Understanding how Grouping
works is important before moving on to use the Scoobi libraries. This is because the libraries use the grouping in order to determain how values are grouped. While normally the defaults are very sane, in some case they may not be what you want. For instance, if you're doing a full outer join, where you're grouping based on an Option[T]
it is quite likely you would not None
s to be grouped (and cartesian product expanded) together. So to do this, you would specify a Grouping implicit that will make two None
's not group together.
In the future, this will be more explicit and some convience ones will be provided for you out of the box.
Often you two collections, and would like to collate them somehow. While you might expect the logic to be around a DList[A]
, with a DList[B]
and predicate (A, B) => Bool
to create DList[(A, B)]
-- it would not be possible to do (remotely) efficiently in this manner, and be rather cumbersome. So instead our join code is structured around having a DList[(K, A)]
and a DList[(K, B)]
where the K
has to have an Ordering
available (a requirement for DList.groupByKey
)
From this, you generally end up with a DList[(K, (A, B)]
.
In addition to a normal (equi)join, often you want to do something for a K
when theres no corresponding values in the left (A
) or right (B
) DList. This forms the basis of left, right, inner and outter joins. See: wikipedia for an almost tutorial like walkthrough of the different join types.
Sometimes when dealing a DList[(K, (A, B)]
where there's multiple K's, its easier to work with in the form DList[(K, (Iterable[A], Iterable[B]))]

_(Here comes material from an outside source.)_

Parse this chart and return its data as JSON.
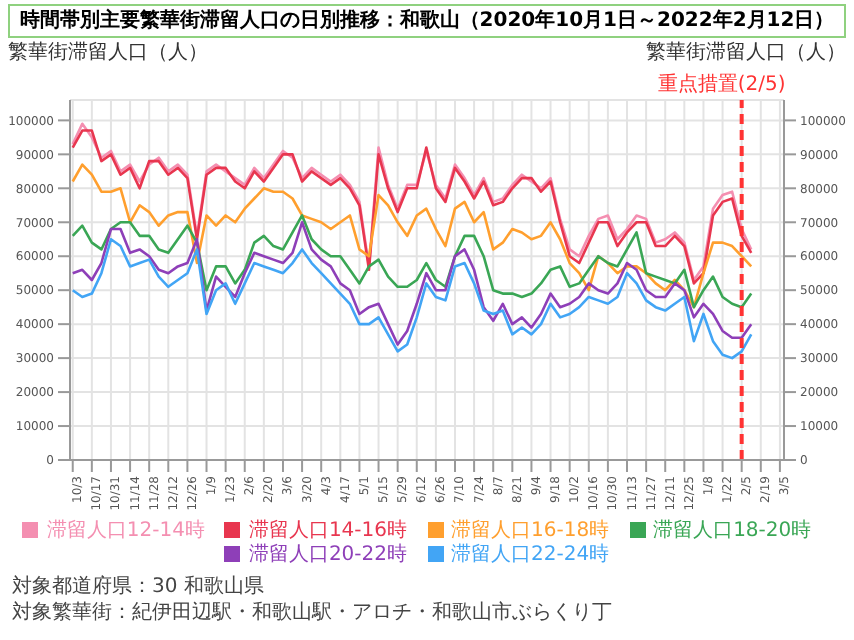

where each K is unique. If this is what you need, it's a lot more efficient to use CoGroup
then a relational join, followed by a .groupByKey
DMatrix[Elem, V]
provides you with a distributed matrix currently backed by a coordinate oriented DList ( DList[((Elem, Elem), V)]
) which makes it ideal for storing huge sparse matrixes. When multiplying by vectors that can fit in memory, it often makes sense to convert it to a RowWise or ColWise matrix and use it from there. There are implicit conversions that can happen, but remember the conversion isn't cheap -- so try save the result if you're going to keep using it (e.g. doing an iterative algorithm with the same matrix)
DVector[Elem, V]
is in the same spirit of a DMatrix, it's backed by a coordinate form DList ( DList[(Elem, V)]
) ideal for huge and spare vectors.
InMemVector[Elem, V]
and InMemDenseVector[V]
are for vectors that can fit into memory. They are based around a DObject
which means a copy gets efficiently sent to each mapper. For things like Matrix by Vector operations, this can result in a huge speedup. The obvious catch is, they need to fit into memory.